Le procès d'un ancien capitaine rwandais, accusé de complicité dans le génocide qui fit 800 000 morts en 1994, s'est ouvert mardi devant les assises de Paris. Il aurait pu tourner court, les défenseurs de Pascal Simbikangwa ayant demandé la nullité de la procédure, au motif de «l'inégalité des chances». Après avoir entendu la défense, les parties civiles et enfin l'avocat général, hostile à l'annulation du procès, le jury a rejeté la demande.

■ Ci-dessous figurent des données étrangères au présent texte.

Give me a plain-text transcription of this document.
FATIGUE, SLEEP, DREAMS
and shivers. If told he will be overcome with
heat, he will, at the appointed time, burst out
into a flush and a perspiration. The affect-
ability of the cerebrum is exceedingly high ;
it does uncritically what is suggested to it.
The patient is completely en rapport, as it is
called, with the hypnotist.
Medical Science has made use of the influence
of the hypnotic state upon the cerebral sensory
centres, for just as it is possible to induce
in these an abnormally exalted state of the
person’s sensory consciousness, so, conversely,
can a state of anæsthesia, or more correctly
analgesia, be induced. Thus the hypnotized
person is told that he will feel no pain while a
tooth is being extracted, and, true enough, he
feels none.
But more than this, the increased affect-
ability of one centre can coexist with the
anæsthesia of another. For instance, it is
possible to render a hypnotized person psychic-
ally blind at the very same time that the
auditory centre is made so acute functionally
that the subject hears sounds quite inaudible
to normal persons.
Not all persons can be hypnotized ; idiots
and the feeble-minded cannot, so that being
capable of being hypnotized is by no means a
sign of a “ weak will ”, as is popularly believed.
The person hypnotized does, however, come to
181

Les avocats de la défense, commis d'office, avaient demandé dans des conclusions écrites lundi soir soit l'interruption du procès, soit le renvoi à l'instruction, arguant que le procès serait inéquitable et leurs moyens limités. «La défense n'a pas les mêmes moyens que le parquet», a lancé Me Fabrice Epstein faisant notamment référence au «pôle génocide» créé en 2012 au parquet de Paris et souhaitant «qu'à procès exceptionnel, moyens exceptionnels».

Cinq ONG parties civiles

«Les droits de Pascal Simbikangwa ont été bafoués depuis le début», a renchéri Alexandra Bourgeot. «Il faut l'égalité des armes», a-t-elle poursuivi, évoquant à la fois les moyens matériels, mais aussi par exemple la difficulté de trouver des témoins à décharge au Rwanda et d'assurer leur sécurité dans un «dossier trop dangereux pour (eux)».

Les cinq ONG parties civiles ont toutes plaidé contre une déclaration de nullité, alors que l'avocat général Bruno Sturlese a fustigé le caractère «excessif et dérisoire» de la démarche de dernière minute des défenseurs, qui ne pouvait aboutir en droit. «Vous cherchez à préempter, à utiliser ce moment pour décrédibiliser (le procès), distiller le fiel, insinuer que la justice française ne serait pas en mesure de juger. (...) Ce procès doit se tenir», a-t-il lancé en promettant que l'impartialité serait respectée et les droits de la défense garantis. «La preuve, rien que la preuve», a-t-il lancé.